Ahora bien, para que proceda la teoría de la imprevisión es menester la presencia de estos requisitos, conforme el desarrollo del prestigioso jurista citado:

“a) Alteración extraordinaria de las circunstancias existentes al tiempo de su celebración.

El art. 1198 Cód. Civil (t.o. ley 17.711) hace referencia a un hecho “imprevisible” y “extraordinario” para conceptuar al acontecimiento desencadenante.

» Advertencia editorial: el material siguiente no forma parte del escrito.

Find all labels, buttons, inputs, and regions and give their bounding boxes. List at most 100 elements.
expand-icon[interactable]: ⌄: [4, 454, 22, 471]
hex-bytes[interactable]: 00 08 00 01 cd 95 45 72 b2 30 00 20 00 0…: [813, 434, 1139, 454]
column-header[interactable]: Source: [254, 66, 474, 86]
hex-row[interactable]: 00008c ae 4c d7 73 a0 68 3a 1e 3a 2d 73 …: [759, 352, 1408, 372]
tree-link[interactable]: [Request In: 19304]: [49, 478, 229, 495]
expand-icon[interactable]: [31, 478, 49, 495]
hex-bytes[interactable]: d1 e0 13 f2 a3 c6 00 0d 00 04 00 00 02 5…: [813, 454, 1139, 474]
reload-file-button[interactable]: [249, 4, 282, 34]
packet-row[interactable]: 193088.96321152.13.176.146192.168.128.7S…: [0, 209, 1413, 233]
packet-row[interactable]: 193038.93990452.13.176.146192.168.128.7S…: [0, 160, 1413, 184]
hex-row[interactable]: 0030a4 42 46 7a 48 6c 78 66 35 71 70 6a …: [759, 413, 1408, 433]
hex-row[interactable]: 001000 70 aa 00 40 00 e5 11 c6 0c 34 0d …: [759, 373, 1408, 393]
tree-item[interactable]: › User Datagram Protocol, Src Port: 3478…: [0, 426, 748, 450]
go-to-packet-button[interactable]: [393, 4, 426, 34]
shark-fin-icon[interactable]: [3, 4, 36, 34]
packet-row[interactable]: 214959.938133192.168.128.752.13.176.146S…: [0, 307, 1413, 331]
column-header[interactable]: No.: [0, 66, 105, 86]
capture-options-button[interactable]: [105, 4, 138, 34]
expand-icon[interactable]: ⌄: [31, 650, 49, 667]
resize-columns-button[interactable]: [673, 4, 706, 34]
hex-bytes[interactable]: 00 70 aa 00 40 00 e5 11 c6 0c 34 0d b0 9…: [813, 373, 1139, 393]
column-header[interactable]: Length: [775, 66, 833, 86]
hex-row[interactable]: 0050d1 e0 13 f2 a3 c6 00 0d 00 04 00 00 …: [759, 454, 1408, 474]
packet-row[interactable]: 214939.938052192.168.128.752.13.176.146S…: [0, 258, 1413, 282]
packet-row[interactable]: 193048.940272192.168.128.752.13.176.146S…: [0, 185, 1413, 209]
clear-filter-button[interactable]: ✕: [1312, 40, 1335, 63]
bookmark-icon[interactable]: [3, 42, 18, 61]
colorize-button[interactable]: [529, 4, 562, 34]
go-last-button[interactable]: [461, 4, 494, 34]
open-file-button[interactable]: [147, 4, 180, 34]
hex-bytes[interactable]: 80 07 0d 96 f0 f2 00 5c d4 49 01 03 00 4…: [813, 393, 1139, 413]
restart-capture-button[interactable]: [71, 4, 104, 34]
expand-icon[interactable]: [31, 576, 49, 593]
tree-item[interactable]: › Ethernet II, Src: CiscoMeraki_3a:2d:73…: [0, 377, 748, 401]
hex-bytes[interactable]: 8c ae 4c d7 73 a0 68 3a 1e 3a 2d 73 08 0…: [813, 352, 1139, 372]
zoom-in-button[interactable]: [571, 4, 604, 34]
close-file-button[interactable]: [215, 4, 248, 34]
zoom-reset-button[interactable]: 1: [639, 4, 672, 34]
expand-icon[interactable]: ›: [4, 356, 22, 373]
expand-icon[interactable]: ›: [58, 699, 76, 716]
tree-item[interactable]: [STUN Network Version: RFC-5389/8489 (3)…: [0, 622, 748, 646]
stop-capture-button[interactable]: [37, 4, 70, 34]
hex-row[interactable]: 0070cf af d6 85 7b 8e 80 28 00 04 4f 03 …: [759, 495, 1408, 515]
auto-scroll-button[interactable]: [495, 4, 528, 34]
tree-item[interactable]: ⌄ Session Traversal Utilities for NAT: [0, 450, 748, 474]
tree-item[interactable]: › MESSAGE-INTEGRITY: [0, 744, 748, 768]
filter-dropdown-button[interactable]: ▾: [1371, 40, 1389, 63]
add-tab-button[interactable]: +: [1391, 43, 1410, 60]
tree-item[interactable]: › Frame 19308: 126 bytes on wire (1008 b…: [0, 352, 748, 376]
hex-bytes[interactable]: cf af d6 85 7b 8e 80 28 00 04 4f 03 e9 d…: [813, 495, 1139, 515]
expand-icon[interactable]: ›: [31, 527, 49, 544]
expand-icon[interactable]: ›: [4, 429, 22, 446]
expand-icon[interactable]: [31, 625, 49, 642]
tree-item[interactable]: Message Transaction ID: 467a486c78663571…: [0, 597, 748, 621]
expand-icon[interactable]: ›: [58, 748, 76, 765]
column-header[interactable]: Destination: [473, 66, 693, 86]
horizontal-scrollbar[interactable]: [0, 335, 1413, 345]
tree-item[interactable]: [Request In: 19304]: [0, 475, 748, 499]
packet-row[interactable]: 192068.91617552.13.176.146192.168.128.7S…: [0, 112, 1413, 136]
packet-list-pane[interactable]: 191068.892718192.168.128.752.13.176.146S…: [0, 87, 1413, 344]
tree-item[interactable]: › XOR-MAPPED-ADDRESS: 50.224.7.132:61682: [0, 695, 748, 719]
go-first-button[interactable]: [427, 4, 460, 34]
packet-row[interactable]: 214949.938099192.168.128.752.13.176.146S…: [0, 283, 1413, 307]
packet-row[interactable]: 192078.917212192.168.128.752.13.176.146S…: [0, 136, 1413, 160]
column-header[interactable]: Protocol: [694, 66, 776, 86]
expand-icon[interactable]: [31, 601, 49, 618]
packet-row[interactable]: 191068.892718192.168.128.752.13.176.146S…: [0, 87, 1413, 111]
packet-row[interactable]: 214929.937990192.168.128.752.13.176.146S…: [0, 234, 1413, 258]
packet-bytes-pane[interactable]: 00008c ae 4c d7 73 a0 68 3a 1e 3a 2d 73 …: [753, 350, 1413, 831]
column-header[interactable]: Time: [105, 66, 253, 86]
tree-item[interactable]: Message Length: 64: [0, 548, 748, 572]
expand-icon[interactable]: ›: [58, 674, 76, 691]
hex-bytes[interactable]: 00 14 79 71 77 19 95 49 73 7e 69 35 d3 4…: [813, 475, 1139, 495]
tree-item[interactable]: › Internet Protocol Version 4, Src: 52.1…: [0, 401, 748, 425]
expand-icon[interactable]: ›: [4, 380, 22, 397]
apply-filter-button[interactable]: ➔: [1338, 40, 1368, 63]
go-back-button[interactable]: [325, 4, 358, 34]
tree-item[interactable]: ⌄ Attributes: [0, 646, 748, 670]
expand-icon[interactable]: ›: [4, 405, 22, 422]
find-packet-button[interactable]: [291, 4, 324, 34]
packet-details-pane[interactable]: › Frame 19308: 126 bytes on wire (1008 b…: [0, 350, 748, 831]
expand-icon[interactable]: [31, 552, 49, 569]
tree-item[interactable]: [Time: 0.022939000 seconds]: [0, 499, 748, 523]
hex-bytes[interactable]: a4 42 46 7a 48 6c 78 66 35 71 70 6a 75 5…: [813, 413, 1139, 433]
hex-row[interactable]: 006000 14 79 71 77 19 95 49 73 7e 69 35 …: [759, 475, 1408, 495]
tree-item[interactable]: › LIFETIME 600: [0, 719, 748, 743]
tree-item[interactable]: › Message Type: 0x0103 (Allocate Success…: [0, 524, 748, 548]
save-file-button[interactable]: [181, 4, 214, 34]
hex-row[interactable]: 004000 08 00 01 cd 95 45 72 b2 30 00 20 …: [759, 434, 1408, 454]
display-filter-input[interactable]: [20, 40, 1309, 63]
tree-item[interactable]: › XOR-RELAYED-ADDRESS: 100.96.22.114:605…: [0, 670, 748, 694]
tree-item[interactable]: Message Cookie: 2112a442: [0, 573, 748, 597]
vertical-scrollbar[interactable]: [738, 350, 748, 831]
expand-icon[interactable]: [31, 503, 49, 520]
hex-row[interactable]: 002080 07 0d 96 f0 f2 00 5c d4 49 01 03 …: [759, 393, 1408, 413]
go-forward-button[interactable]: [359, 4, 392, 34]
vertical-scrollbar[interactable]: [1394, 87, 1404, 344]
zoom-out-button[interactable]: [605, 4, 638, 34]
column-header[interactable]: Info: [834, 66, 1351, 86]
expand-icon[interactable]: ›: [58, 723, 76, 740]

El nuevo código utiliza la locución “alteración extraordinaria de las circunstancias existentes al tiempo de su celebración”.

Una y otra fórmulas ponen de relieve que no cualquier circunstancia ulterior a la celebración del contrato permite invocar la aplicación de la teoría de la imprevisión.

Hay una nota común entre ambas, en lo que aquí nos interesa: debe tratarse de una alteración extraordinaria, lógicamente producida por un hecho extraordinario.

¿Debe ese hecho generador ser, además, imprevisible?

El art. 1091 CCCN nada dice al respecto.

Nosotros creemos que la respuesta es afirmativa. El hecho generador de la alteración extraordinaria debe ser imprevisible pues de lo contrario integraría el riesgo asumido por la parte afectada al tiempo de contratar.

En nuestra opinión, debe reunir todos los requisitos propios del casus, esto es ser imprevisible, extraordinario, inevitable, actual, sobreviniente al nacimiento de la obligación y ajeno a las partes.

b) Carácter sobrevenido de dicha alteración.

Tanto la alteración extraordinaria de las circunstancias existentes al tiempo de la celebración del contrato, como el hecho que la desencadena, deben producirse con posterioridad al momento de su celebración. O sea, en la etapa de ejecución contractual.

Esta es una de las grandes diferencias con la figura de la lesión subjetiva. Se desencadena en la etapa de ejecución negocial, desquiciando el equilibrio genético que tenía el contrato.

c) La alteración extraordinaria debe ser ajena a la parte afectada.

Es preciso, además, que sea ajena, en el sentido de extraña o no imputable, a la parte afectada.

Esto explica que quien se encuentra en mora anterior al hecho imprevisible y extraordinario que degrada la base negocial, no pueda invocar la aplicación de la teoría de la imprevisión.

El art. 1198 Cód. Civ. requiere que la parte que alegue la teoría de la imprevisión no se encuentre en mora, ni que la excesiva onerosidad le sea imputable.

El art. 1091 del nuevo código civil no contiene una previsión normativa expresa en tal sentido, pero conduce a la misma solución, cuando exige que el hecho extraordinario que torna excesivamente onerosa la prestación sea ajeno a las partes.

La mora de perjudicado obsta, de tal modo, a la aplicación de la teoría de la imprevisión, lo cual se explica pues si hubiera cumplido en tiempo propio la obligación no tendría de qué quejarse. Por cierto, hacemos referencia a un estado de mora anterior a la producción del hecho imprevisible y extraordinario que torna excesivamente onerosa la prestación, que es la única relevante a los fines de la mayor onerosidad.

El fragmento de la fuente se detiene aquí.